Assessment & Research

Heterogeneity and the design of genetic studies in autism.

Sutcliffe (2008) · Autism research : official journal of the International Society for Autism Research

★ The Verdict

Small, ancestry-mixed gene studies miss real autism genes—go big or go home.

✓ Read this if BCBAs who field parent questions about genetic testing or research flyers.

✗ Skip if Clinicians only interested in pure behavior intervention data.

01Research in Context

What this study did

Swenson (2008) looked at past autism gene hunts and asked, “Why do we keep missing real genes?”

The author wrote a roadmap. It says future studies must enroll hundreds to thousands of families. Teams must match people by ancestry and check every kind of DNA change at once.

What they found

The paper found that small, unmatched samples create false negatives. In plain words, we say “no gene here” when a gene really exists.

Old studies often looked at only one type of DNA variant. That narrow view hides other true signals.

How this fits with other research

Gaily et al. (1998) and Leung et al. (1998) already warned that single-strategy gene hunts lack power. Swenson (2008) keeps the same worry but adds hard numbers: you now need sample sizes ten times larger.

Waterhouse (2022) extends the story. Swenson (2008) says autism is too mixed inside its own label. Waterhouse agrees and tells us to cut across labels like ADHD and dyslexia to find smaller, cleaner “endophenotypes.”

Scior et al. (2023) brings the lesson to today.
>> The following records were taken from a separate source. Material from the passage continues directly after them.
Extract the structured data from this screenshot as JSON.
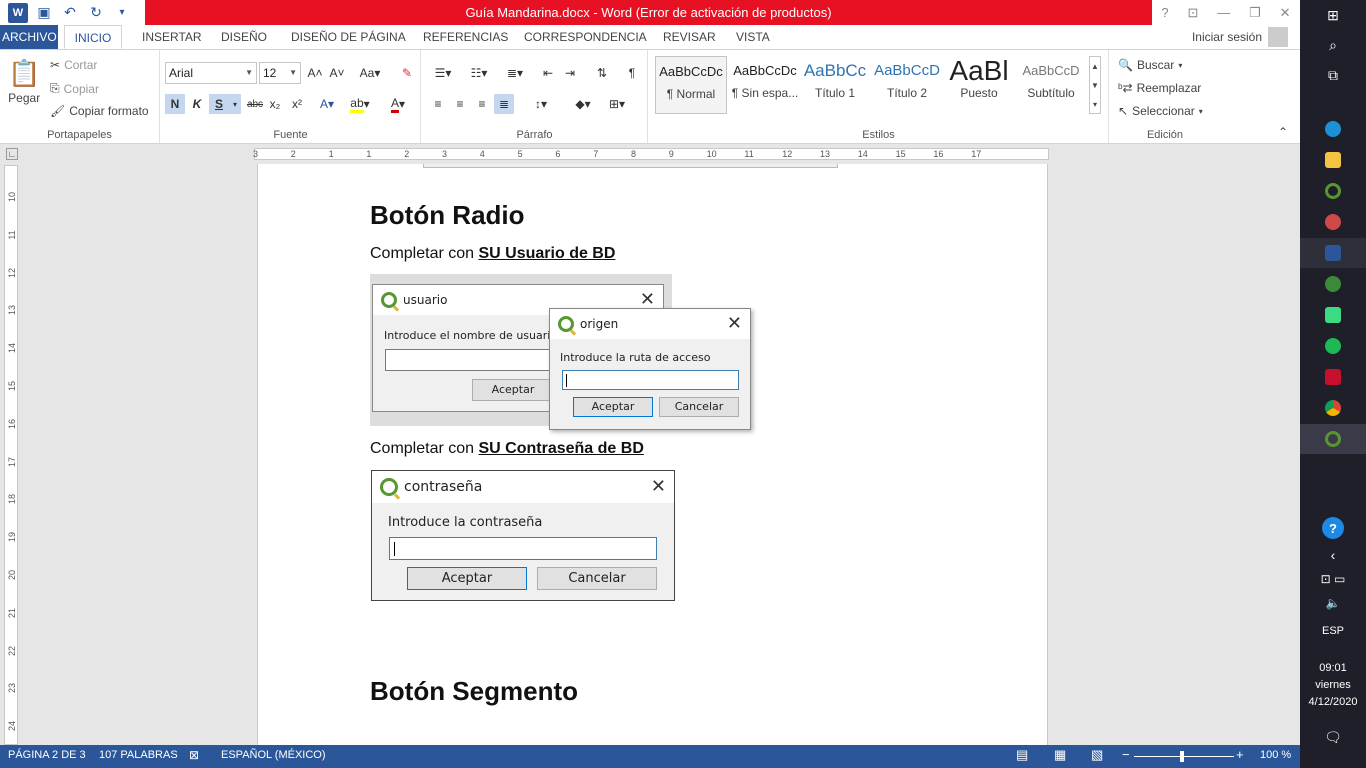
{
  "window": {
    "title": "Guía Mandarina.docx -  Word (Error de activación de productos)",
    "controls": [
      "?",
      "⧉",
      "—",
      "❐",
      "✕"
    ]
  },
  "qat": {
    "word_icon": "W",
    "save": "💾",
    "undo": "↶",
    "redo": "↻",
    "more": "⇩"
  },
  "tabs": [
    "ARCHIVO",
    "INICIO",
    "INSERTAR",
    "DISEÑO",
    "DISEÑO DE PÁGINA",
    "REFERENCIAS",
    "CORRESPONDENCIA",
    "REVISAR",
    "VISTA"
  ],
  "signin": "Iniciar sesión",
  "ribbon": {
    "clipboard": {
      "paste": "Pegar",
      "cut": "Cortar",
      "copy": "Copiar",
      "format_painter": "Copiar formato",
      "label": "Portapapeles"
    },
    "font": {
      "family": "Arial",
      "size": "12",
      "label": "Fuente",
      "bold": "N",
      "italic": "K",
      "underline": "S",
      "strike": "abc",
      "sub": "x₂",
      "sup": "x²"
    },
    "paragraph": {
      "label": "Párrafo"
    },
    "styles": {
      "label": "Estilos",
      "items": [
        {
          "preview": "AaBbCcDc",
          "name": "¶ Normal"
        },
        {
          "preview": "AaBbCcDc",
          "name": "¶ Sin espa..."
        },
        {
          "preview": "AaBbCc",
          "name": "Título 1"
        },
        {
          "preview": "AaBbCcD",
          "name": "Título 2"
        },
        {
          "preview": "AaBl",
          "name": "Puesto"
        },
        {
          "preview": "AaBbCcD",
          "name": "Subtítulo"
        }
      ]
    },
    "editing": {
      "label": "Edición",
      "find": "Buscar",
      "replace": "Reemplazar",
      "select": "Seleccionar"
    }
  },
  "ruler": {
    "h": [
      "3",
      "2",
      "1",
      "1",
      "2",
      "3",
      "4",
      "5",
      "6",
      "7",
      "8",
      "9",
      "10",
      "11",
      "12",
      "13",
      "14",
      "15",
      "16",
      "17"
    ],
    "v": [
      "10",
      "11",
      "12",
      "13",
      "14",
      "15",
      "16",
      "17",
      "18",
      "19",
      "20",
      "21",
      "22",
      "23",
      "24"
    ]
  },
  "document": {
    "heading1": "Botón  Radio",
    "line1_prefix": "Completar con ",
    "line1_bold": "SU Usuario de BD",
    "line2_prefix": "Completar con ",
    "line2_bold": "SU Contraseña de BD",
    "heading2": "Botón  Segmento"
  },
  "dialog_usuario": {
    "title": "usuario",
    "prompt": "Introduce el nombre de usuario d",
    "ok": "Aceptar"
  },
  "dialog_origen": {
    "title": "origen",
    "prompt": "Introduce la ruta de acceso",
    "ok": "Aceptar",
    "cancel": "Cancelar"
  },
  "dialog_contrasena": {
    "title": "contraseña",
    "prompt": "Introduce la contraseña",
    "ok": "Aceptar",
    "cancel": "Cancelar"
  },
  "status": {
    "page": "PÁGINA 2 DE 3",
    "words": "107 PALABRAS",
    "language": "ESPAÑOL (MÉXICO)",
    "zoom": "100 %"
  },
  "taskbar": {
    "lang": "ESP",
    "time": "09:01",
    "day": "viernes",
    "date": "4/12/2020"
  },
  "colors": {
    "word_blue": "#2b579a",
    "error_red": "#e81123",
    "qgis_green": "#589632"
  }
}
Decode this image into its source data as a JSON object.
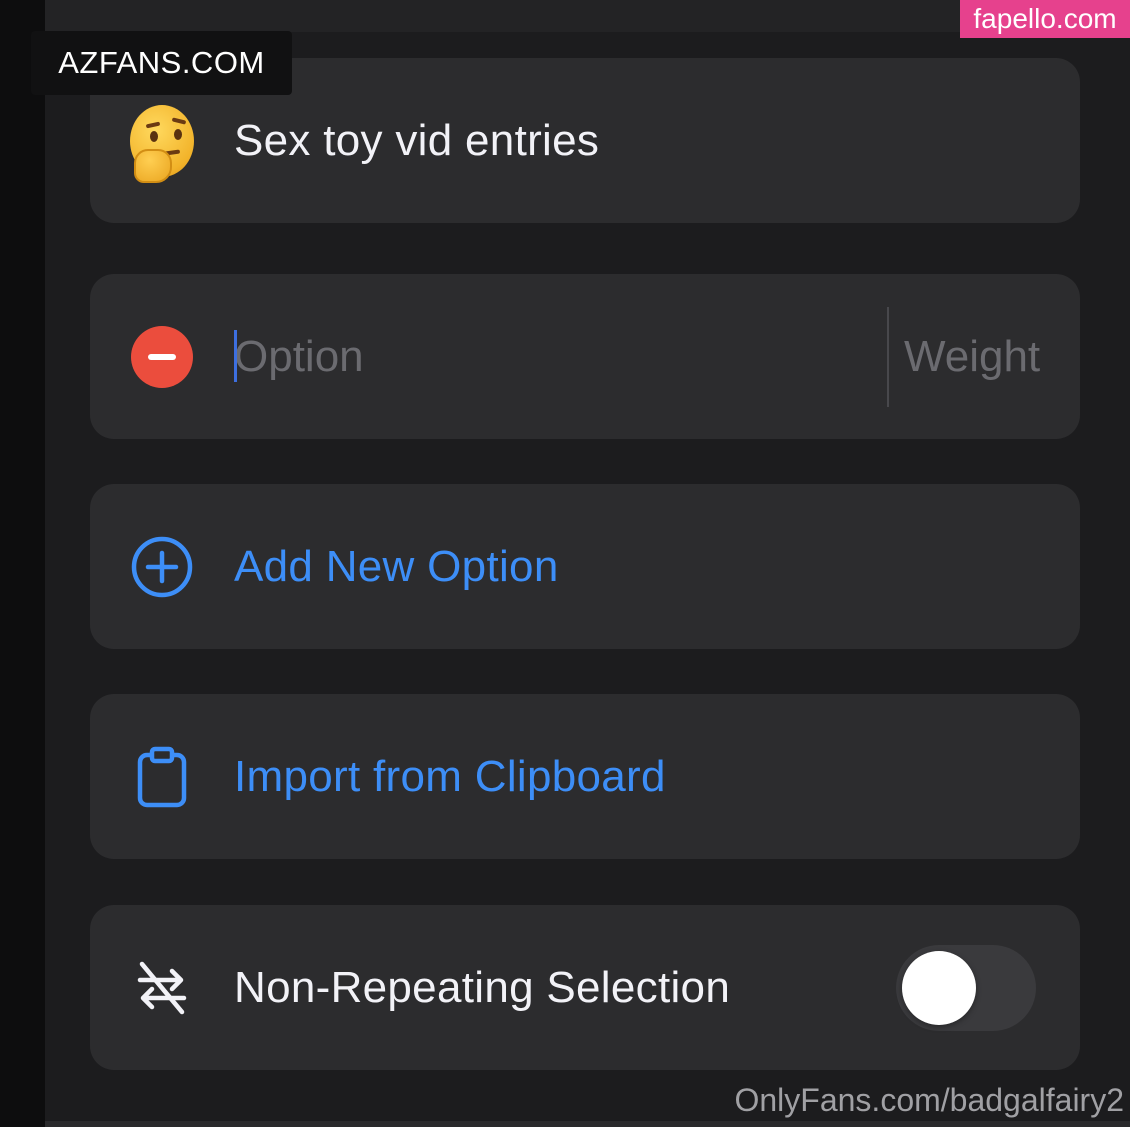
{
  "title_card": {
    "emoji": "thinking-face",
    "title": "Sex toy vid entries"
  },
  "option_row": {
    "option_placeholder": "Option",
    "weight_placeholder": "Weight"
  },
  "actions": {
    "add_new_option": "Add New Option",
    "import_from_clipboard": "Import from Clipboard"
  },
  "non_repeating": {
    "label": "Non-Repeating Selection",
    "enabled": false
  },
  "overlays": {
    "azfans": "AZFANS.COM",
    "fapello": "fapello.com",
    "onlyfans": "OnlyFans.com/badgalfairy2"
  },
  "colors": {
    "background": "#1c1c1e",
    "card": "#2c2c2e",
    "accent_blue": "#3d8ef7",
    "delete_red": "#eb4d3d",
    "fapello_pink": "#e6418d"
  }
}
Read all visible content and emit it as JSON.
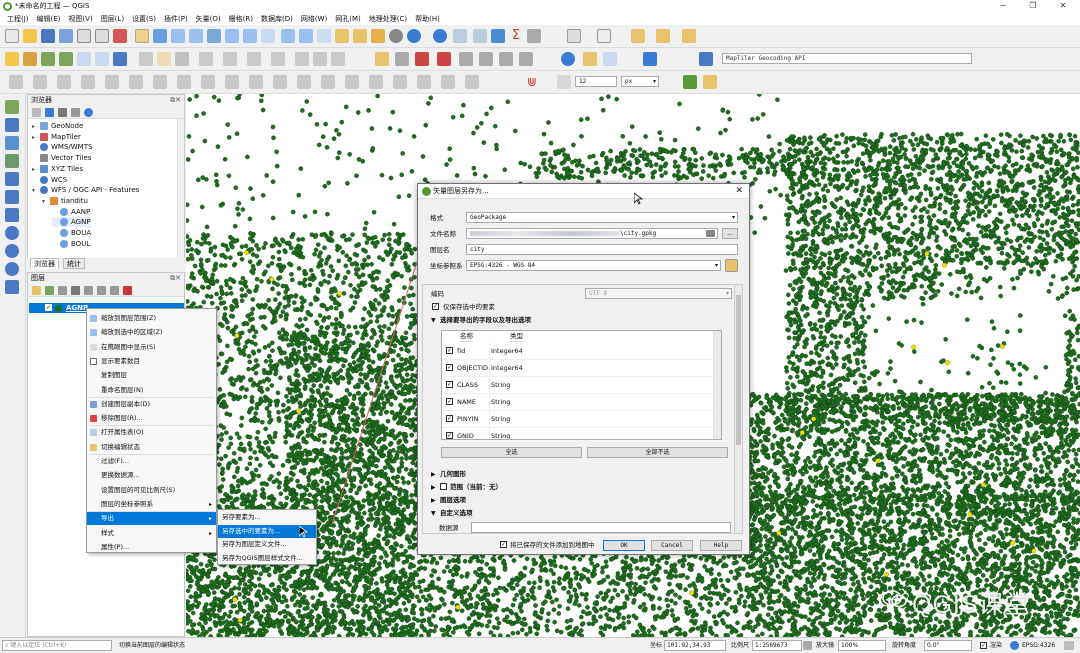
{
  "window": {
    "title": "*未命名的工程 — QGIS",
    "controls": [
      "─",
      "❐",
      "✕"
    ]
  },
  "menubar": [
    "工程(J)",
    "编辑(E)",
    "视图(V)",
    "图层(L)",
    "设置(S)",
    "插件(P)",
    "矢量(O)",
    "栅格(R)",
    "数据库(D)",
    "网络(W)",
    "网孔(M)",
    "地理处理(C)",
    "帮助(H)"
  ],
  "toolbar": {
    "geocoder_placeholder": "MapTiler Geocoding API",
    "font_size_value": "12",
    "font_unit": "px"
  },
  "browser_panel": {
    "title": "浏览器",
    "items": [
      {
        "label": "GeoNode",
        "icon": "geonode-icon",
        "indent": 0,
        "expander": "▸"
      },
      {
        "label": "MapTiler",
        "icon": "maptiler-icon",
        "indent": 0,
        "expander": "▸"
      },
      {
        "label": "WMS/WMTS",
        "icon": "wms-icon",
        "indent": 0,
        "expander": ""
      },
      {
        "label": "Vector Tiles",
        "icon": "vector-tiles-icon",
        "indent": 0,
        "expander": ""
      },
      {
        "label": "XYZ Tiles",
        "icon": "xyz-tiles-icon",
        "indent": 0,
        "expander": "▸"
      },
      {
        "label": "WCS",
        "icon": "wcs-icon",
        "indent": 0,
        "expander": ""
      },
      {
        "label": "WFS / OGC API - Features",
        "icon": "wfs-icon",
        "indent": 0,
        "expander": "▾"
      },
      {
        "label": "tianditu",
        "icon": "connection-icon",
        "indent": 1,
        "expander": "▾"
      },
      {
        "label": "AANP",
        "icon": "wfs-layer-icon",
        "indent": 2,
        "expander": ""
      },
      {
        "label": "AGNP",
        "icon": "wfs-layer-icon",
        "indent": 2,
        "expander": ""
      },
      {
        "label": "BOUA",
        "icon": "wfs-layer-icon",
        "indent": 2,
        "expander": ""
      },
      {
        "label": "BOUL",
        "icon": "wfs-layer-icon",
        "indent": 2,
        "expander": ""
      }
    ],
    "tabs": [
      "浏览器",
      "统计"
    ]
  },
  "layers_panel": {
    "title": "图层",
    "layer": {
      "name": "AGNP",
      "checked": true
    }
  },
  "context_menu": {
    "items": [
      {
        "label": "缩放到图层范围(Z)",
        "icon": "zoom-layer-icon"
      },
      {
        "label": "缩放到选中的区域(Z)",
        "icon": "zoom-selection-icon"
      },
      {
        "label": "在鹰眼图中显示(S)",
        "icon": "overview-icon"
      },
      {
        "label": "显示要素数目",
        "icon": "checkbox-icon"
      },
      {
        "label": "复制图层",
        "icon": ""
      },
      {
        "label": "重命名图层(N)",
        "icon": ""
      },
      {
        "label": "创建图层副本(D)",
        "icon": "duplicate-icon"
      },
      {
        "label": "移除图层(R)...",
        "icon": "remove-layer-icon"
      },
      {
        "label": "打开属性表(O)",
        "icon": "attribute-table-icon"
      },
      {
        "label": "切换编辑状态",
        "icon": "pencil-icon"
      },
      {
        "label": "过滤(F)...",
        "icon": ""
      },
      {
        "label": "更换数据源...",
        "icon": ""
      },
      {
        "label": "设置图层的可见比例尺(S)",
        "icon": ""
      },
      {
        "label": "图层的坐标参照系",
        "icon": "",
        "submenu": true
      },
      {
        "label": "导出",
        "icon": "",
        "submenu": true,
        "highlight": true
      },
      {
        "label": "样式",
        "icon": "",
        "submenu": true
      },
      {
        "label": "属性(P)...",
        "icon": ""
      }
    ],
    "export_submenu": [
      {
        "label": "另存要素为..."
      },
      {
        "label": "另存选中的要素为...",
        "highlight": true
      },
      {
        "label": "另存为图层定义文件..."
      },
      {
        "label": "另存为QGIS图层样式文件..."
      }
    ]
  },
  "dialog": {
    "title": "矢量图层另存为...",
    "format_label": "格式",
    "format_value": "GeoPackage",
    "filename_label": "文件名称",
    "filename_value": "\\city.gpkg",
    "layername_label": "图层名",
    "layername_value": "city",
    "crs_label": "坐标参照系",
    "crs_value": "EPSG:4326 - WGS 84",
    "encoding_label": "编码",
    "encoding_value": "UTF-8",
    "save_selected_label": "仅保存选中的要素",
    "fields_section": "选择要导出的字段以及导出选项",
    "fields_header": [
      "名称",
      "类型"
    ],
    "fields": [
      {
        "name": "fid",
        "type": "Integer64"
      },
      {
        "name": "OBJECTID",
        "type": "Integer64"
      },
      {
        "name": "CLASS",
        "type": "String"
      },
      {
        "name": "NAME",
        "type": "String"
      },
      {
        "name": "PINYIN",
        "type": "String"
      },
      {
        "name": "GNID",
        "type": "String"
      }
    ],
    "select_all": "全选",
    "deselect_all": "全部不选",
    "geometry_section": "几何图形",
    "extent_section": "范围（当前：无）",
    "layer_options_section": "图层选项",
    "custom_options_section": "自定义选项",
    "datasource_label": "数据源",
    "add_to_map_label": "将已保存的文件添加到地图中",
    "ok": "OK",
    "cancel": "Cancel",
    "help": "Help",
    "browse_button": "..."
  },
  "statusbar": {
    "locator_placeholder": "键入以定位 (Ctrl+K)",
    "message": "切换当前图层的编辑状态",
    "coordinate_label": "坐标",
    "coordinate_value": "101.92,34.93",
    "scale_label": "比例尺",
    "scale_value": "1:2569673",
    "magnifier_label": "放大镜",
    "magnifier_value": "100%",
    "rotation_label": "旋转角度",
    "rotation_value": "0.0°",
    "render_label": "渲染",
    "crs": "EPSG:4326"
  },
  "watermark": "QGIS课堂",
  "colors": {
    "point_fill": "#1e6e1e",
    "highlight_point": "#f4e000",
    "selection": "#0078d7",
    "arrow": "#e06060"
  }
}
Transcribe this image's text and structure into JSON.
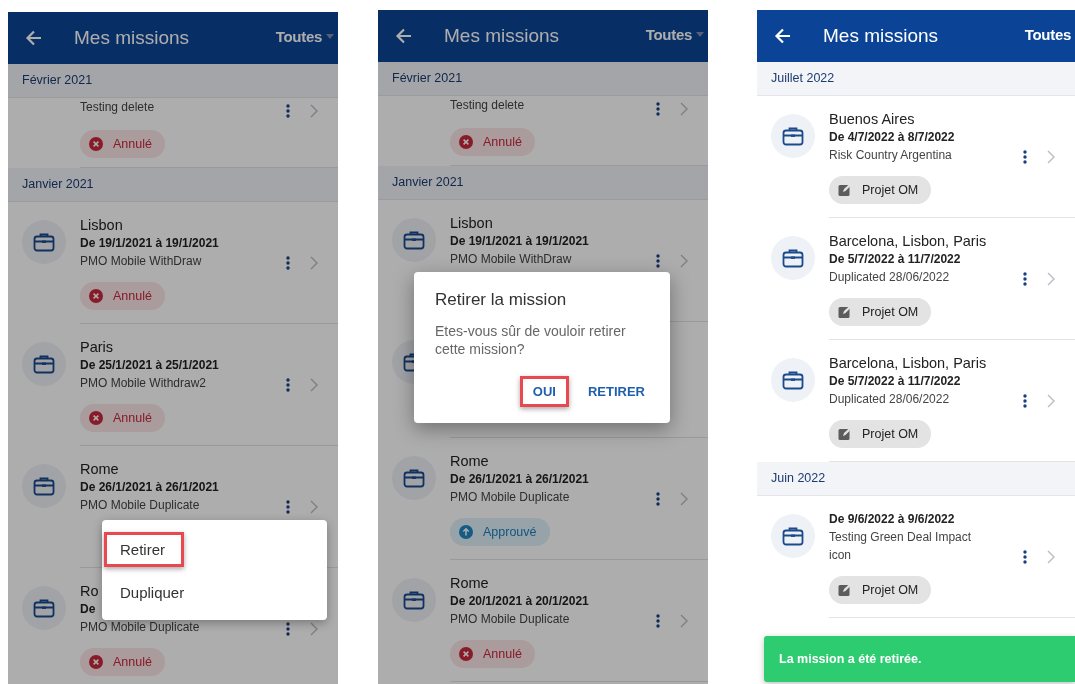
{
  "screens": [
    {
      "header": {
        "title": "Mes missions",
        "filter": "Toutes",
        "caret": true
      },
      "dimmed": true,
      "sections": [
        {
          "month": "Février 2021",
          "items": [
            {
              "partial": true,
              "subtitle": "Testing delete",
              "menu": true,
              "status": {
                "kind": "cancelled",
                "label": "Annulé"
              }
            }
          ]
        },
        {
          "month": "Janvier 2021",
          "items": [
            {
              "partial": false,
              "title": "Lisbon",
              "dates": "De 19/1/2021 à 19/1/2021",
              "subtitle": "PMO Mobile WithDraw",
              "menu": true,
              "status": {
                "kind": "cancelled",
                "label": "Annulé"
              }
            },
            {
              "partial": false,
              "title": "Paris",
              "dates": "De 25/1/2021 à 25/1/2021",
              "subtitle": "PMO Mobile Withdraw2",
              "menu": true,
              "status": {
                "kind": "cancelled",
                "label": "Annulé"
              }
            },
            {
              "partial": false,
              "title": "Rome",
              "dates": "De 26/1/2021 à 26/1/2021",
              "subtitle": "PMO Mobile Duplicate",
              "menu": true
            },
            {
              "partial": false,
              "title": "Ro",
              "dates": "De",
              "subtitle": "PMO Mobile Duplicate",
              "menu": true,
              "status": {
                "kind": "cancelled",
                "label": "Annulé"
              }
            }
          ]
        }
      ],
      "overlay": {
        "kind": "menu",
        "items": [
          {
            "label": "Retirer",
            "highlighted": true
          },
          {
            "label": "Dupliquer",
            "highlighted": false
          }
        ]
      }
    },
    {
      "header": {
        "title": "Mes missions",
        "filter": "Toutes",
        "caret": true
      },
      "dimmed": true,
      "sections": [
        {
          "month": "Février 2021",
          "items": [
            {
              "partial": true,
              "subtitle": "Testing delete",
              "menu": true,
              "status": {
                "kind": "cancelled",
                "label": "Annulé"
              }
            }
          ]
        },
        {
          "month": "Janvier 2021",
          "items": [
            {
              "partial": false,
              "title": "Lisbon",
              "dates": "De 19/1/2021 à 19/1/2021",
              "subtitle": "PMO Mobile WithDraw",
              "menu": true
            },
            {
              "partial": false,
              "menu": false
            },
            {
              "partial": false,
              "title": "Rome",
              "dates": "De 26/1/2021 à 26/1/2021",
              "subtitle": "PMO Mobile Duplicate",
              "menu": true,
              "status": {
                "kind": "approved",
                "label": "Approuvé"
              }
            },
            {
              "partial": false,
              "title": "Rome",
              "dates": "De 20/1/2021 à 20/1/2021",
              "subtitle": "PMO Mobile Duplicate",
              "menu": true,
              "status": {
                "kind": "cancelled",
                "label": "Annulé"
              }
            }
          ]
        }
      ],
      "overlay": {
        "kind": "dialog",
        "title": "Retirer la mission",
        "message": "Etes-vous sûr de vouloir retirer cette mission?",
        "buttons": [
          {
            "label": "OUI",
            "highlighted": true
          },
          {
            "label": "RETIRER",
            "highlighted": false
          }
        ]
      }
    },
    {
      "header": {
        "title": "Mes missions",
        "filter": "Toutes",
        "caret": false
      },
      "dimmed": false,
      "sections": [
        {
          "month": "Juillet 2022",
          "items": [
            {
              "partial": false,
              "title": "Buenos Aires",
              "dates": "De 4/7/2022 à 8/7/2022",
              "subtitle": "Risk Country Argentina",
              "menu": true,
              "status": {
                "kind": "draft",
                "label": "Projet OM"
              }
            },
            {
              "partial": false,
              "title": "Barcelona, Lisbon, Paris",
              "dates": "De 5/7/2022 à 11/7/2022",
              "subtitle": "Duplicated 28/06/2022",
              "menu": true,
              "status": {
                "kind": "draft",
                "label": "Projet OM"
              }
            },
            {
              "partial": false,
              "title": "Barcelona, Lisbon, Paris",
              "dates": "De 5/7/2022 à 11/7/2022",
              "subtitle": "Duplicated 28/06/2022",
              "menu": true,
              "status": {
                "kind": "draft",
                "label": "Projet OM"
              }
            }
          ]
        },
        {
          "month": "Juin 2022",
          "items": [
            {
              "partial": false,
              "dates": "De 9/6/2022 à 9/6/2022",
              "subtitle": "Testing Green Deal Impact icon",
              "menu": true,
              "status": {
                "kind": "draft",
                "label": "Projet OM"
              }
            }
          ]
        }
      ],
      "overlay": {
        "kind": "toast",
        "message": "La mission a été retirée."
      }
    }
  ]
}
Big-data banks are the new mega samples. The same ancestry-matching and variant-screening rules still apply, or confounding will return.

Why it matters

You run behavioral assessments, not DNA labs. Still, you rely on genetic findings to understand etiology and to refer families to credible studies. When you read a new “autism gene” headline, check the sample size and ancestry matching. If the study is small or unmatched, stay skeptical and keep the family’s hope grounded. Share the Swenson (2008) checklist with medical partners so future gene discoveries stand on solid ground.

FREE CEUs

Get CEUs on This Topic — Free

The ABA Clubhouse has 60+ on-demand CEUs including ethics, supervision, and clinical topics like this one. Plus a new live CEU every Wednesday.

✓ 60+ on-demand CEUs (ethics, supervision, general)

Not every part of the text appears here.